A 2018 Pew Research study indicated that majorities of Americans believe women are as capable as men to serve in leadership roles, in business and politics, but men and women agree that obstacles persist. Fast-forward to 2021 and Kamala Harris is first female Vice President of the United States; a record number of women serve in the legislature; Marvel deemed 2020 the year of the female superhero; and the NBA recently made history by having two females officiate for the first time; but only 7% of Fortune 500 companies are led by women.
One of the most coveted opportunities for girls at Hun is a small, little-known leadership program called the Young Women’s Leadership Cohort. The group consists of twenty girls, nominated annually by the faculty, who demonstrate strong leadership potential. The nominated students are then folded into a robust leadership training program, and set on a path of skill development, networking, and breaking barriers. And, it’s working.
Students are nominated in the 9th and 10th grades. Once enrolled, the participants spend two years engaged in evening workshops and activities designed to identify and hone their personal leadership styles. The School’s Cultural Competency Committee, the umbrella under which this program has grown, has recently discovered a strong correlation between the students who participate in this program and those that rise to leadership positions across campus.
After surveying the first cohort of girls to complete the program, participants indicated an increase in skills and confidence in the following areas: compassion for oneself, overcoming fear of failure, effective communication skills. The data also indicates that participating students feel more prepared to lead on and off campus.
Meghan Poller, faculty advisor, explains that a majority of the curriculum centers on the concept of breaking down the barriers associated with being a “good girl” versus being a “good leader”. She notes that societal definitions of leadership often reflect masculine qualities.

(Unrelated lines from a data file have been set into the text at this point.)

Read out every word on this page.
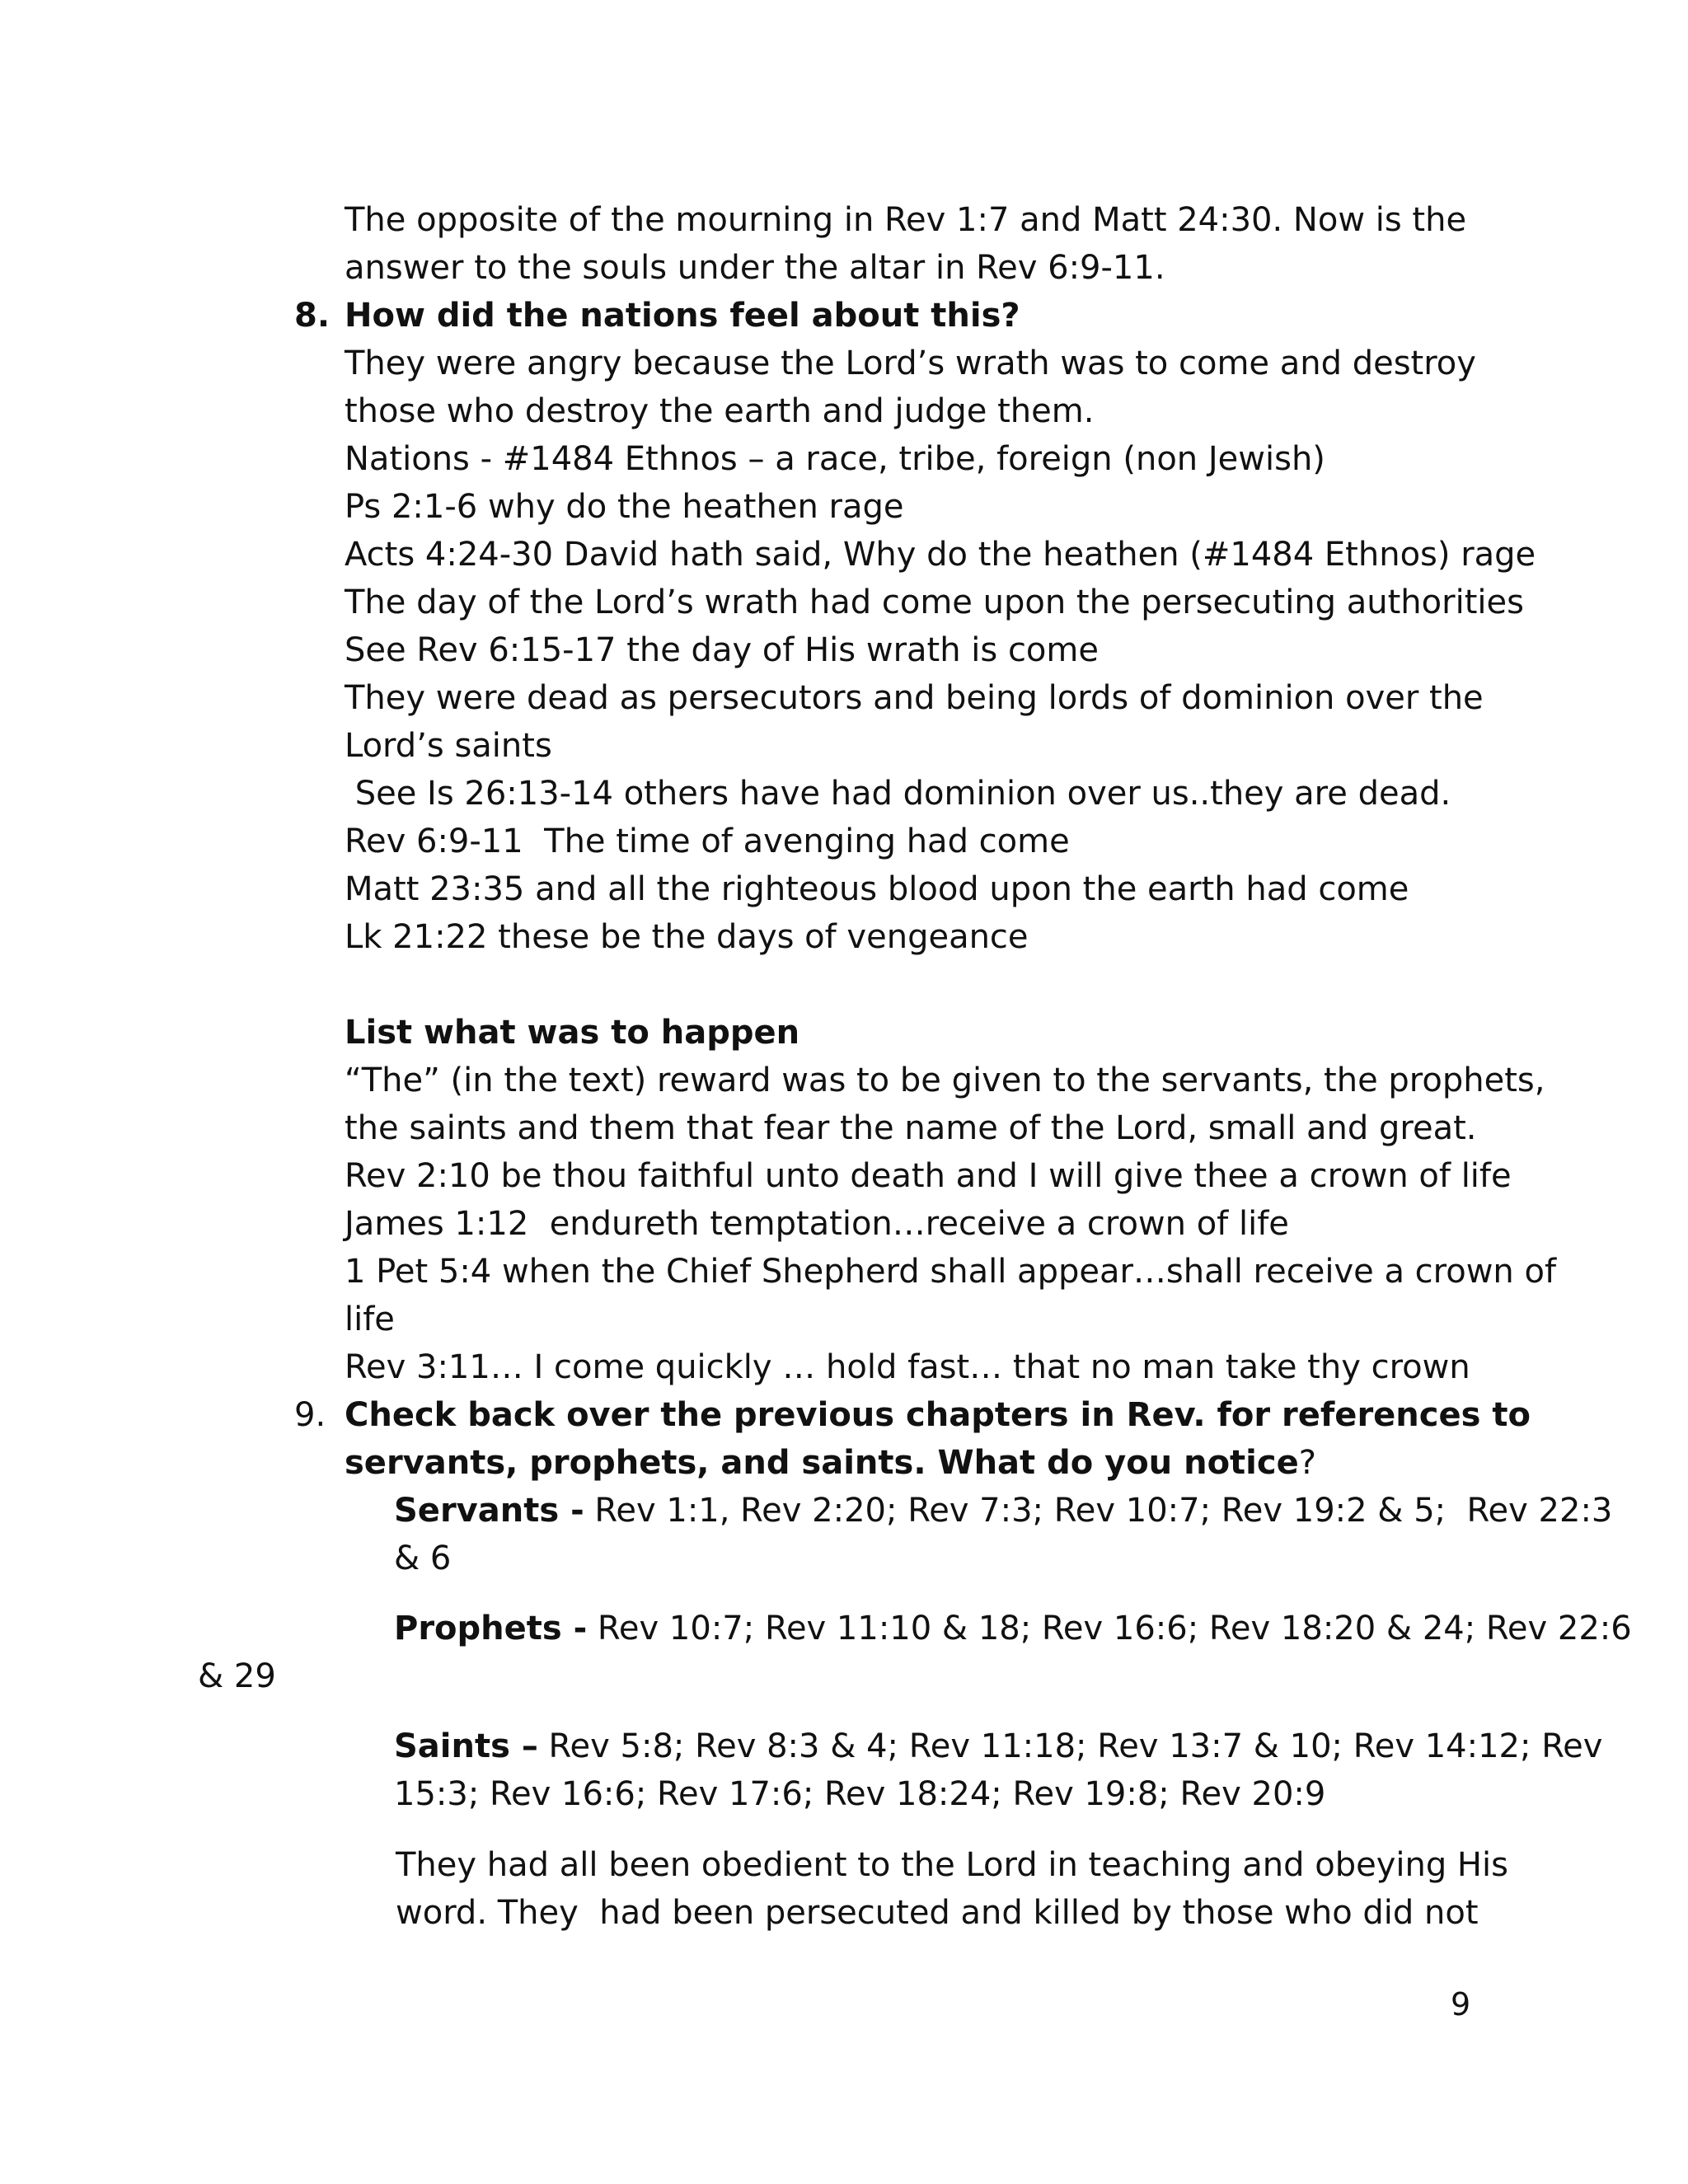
The opposite of the mourning in Rev 1:7 and Matt 24:30. Now is the
answer to the souls under the altar in Rev 6:9-11.
8. How did the nations feel about this?
They were angry because the Lord’s wrath was to come and destroy
those who destroy the earth and judge them.
Nations - #1484 Ethnos – a race, tribe, foreign (non Jewish)
Ps 2:1-6 why do the heathen rage
Acts 4:24-30 David hath said, Why do the heathen (#1484 Ethnos) rage
The day of the Lord’s wrath had come upon the persecuting authorities
See Rev 6:15-17 the day of His wrath is come
They were dead as persecutors and being lords of dominion over the
Lord’s saints
See Is 26:13-14 others have had dominion over us..they are dead.
Rev 6:9-11  The time of avenging had come
Matt 23:35 and all the righteous blood upon the earth had come
Lk 21:22 these be the days of vengeance
List what was to happen
“The” (in the text) reward was to be given to the servants, the prophets,
the saints and them that fear the name of the Lord, small and great.
Rev 2:10 be thou faithful unto death and I will give thee a crown of life
James 1:12  endureth temptation…receive a crown of life
1 Pet 5:4 when the Chief Shepherd shall appear…shall receive a crown of
life
Rev 3:11… I come quickly … hold fast… that no man take thy crown
9. Check back over the previous chapters in Rev. for references to
servants, prophets, and saints. What do you notice?
Servants - Rev 1:1, Rev 2:20; Rev 7:3; Rev 10:7; Rev 19:2 & 5;  Rev 22:3
& 6
Prophets - Rev 10:7; Rev 11:10 & 18; Rev 16:6; Rev 18:20 & 24; Rev 22:6
& 29
Saints – Rev 5:8; Rev 8:3 & 4; Rev 11:18; Rev 13:7 & 10; Rev 14:12; Rev
15:3; Rev 16:6; Rev 17:6; Rev 18:24; Rev 19:8; Rev 20:9
They had all been obedient to the Lord in teaching and obeying His
word. They  had been persecuted and killed by those who did not
9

“We talk a lot about what the stereotypical definition of a leader is and what that looks like compared to what the stereotypical definition of a good girl is,” she said. “The two definitions differ greatly, so we talk through how to reconcile those qualities and their personal identities. Identifying those conflicts are often the first steps toward establishing comfort with how they feel internally, a necessary step for good leadership.”
The first year curriculum includes workshops and guest presenters in the areas of resisting toxic self-criticism, managing stress, building and practicing self-compassion, and embracing various leadership philosophies.
Faculty advisor Dayna Gash notes that the most beneficial aspect of the Young Women’s Leadership Cohort is how seamlessly the concepts move from theory to practice. When the girls reach their second year of the cohort, they earn practical experience by mentoring the younger girls. After working with Dr. Nimisha Barton, PhD, a diversity and inclusion consultant for higher education, the girls spend their second year programming activities, workshops, and panels for the new 9th and 10th graders to participate in. Using the knowledge gained from the introductory course with Dr. Barton, they are able to take a more hands on approach in working with the newer members.
The participants also build networking skills and once they graduate, they have the ability to participate in the cohort’s alumnae panel.
“The best learning always happens when you are able to apply what you learn to your own life,” Ms. Gash said. “It has been amazing to see them learn all of these things, understand it through their own lense and then apply it in their relationships and leadership roles.”
When Bella Gomez ’22 was invited to join the cohort as a freshman, she remembers being shocked that she was nominated:
“I’ve always looked at leadership the way I look at my service work, I do it because I love it and I’m passionate about it, not because I want people to notice the work I’m doing and give me credit,” she said. “So when I was nominated for this I was honored but I was also shocked because it meant that my teachers were watching me and noticing the impact I was making.”
On campus, Bella serves as the head of the environmental committee for student government where she stewards eco-friendly initiatives on campus; Bella is also the co-president of the Autism Awareness Club, a member of the National Honor Society and Junior State of America. When she is not on campus, Bella runs a nonprofit organization called Triple E -- Empowering Environmental Education, where she works on integrating environmental education into elementary curriculum as well as sits on the STEM Advisory Board for the National Girls Collaboration Project.
Bella feels that being a member of this cohort has taught her not only how to be a strong leader but also how to be an advocate for herself and her mental health.
“For a long time I thought to be a good leader I had to show up every day and be this perfect version of myself and through this cohort I learned that is simply not the case,” she said. “The best leaders I know are raw, honest, and the first ones to admit when they are having a bad day. I’ve really learned about the power of honesty and integrity and how important it is to be honest about where I am mentally and understanding that one bad day doesn’t make me a bad leader.”
According to Ms. Gash, the power of this program lies within the self-perpetuating model that it creates for the Hun community:
“This program extends so far beyond their four years here,” she said. “This generates a network of exceptional women who are doing great things at the School; who will go on to do exceptional things in the world and through the reciprocal leadership style that they have learned, they will come back to Hun and mentor the new cohort members. The cycle will perpetuate and the impact of the program will expand further.”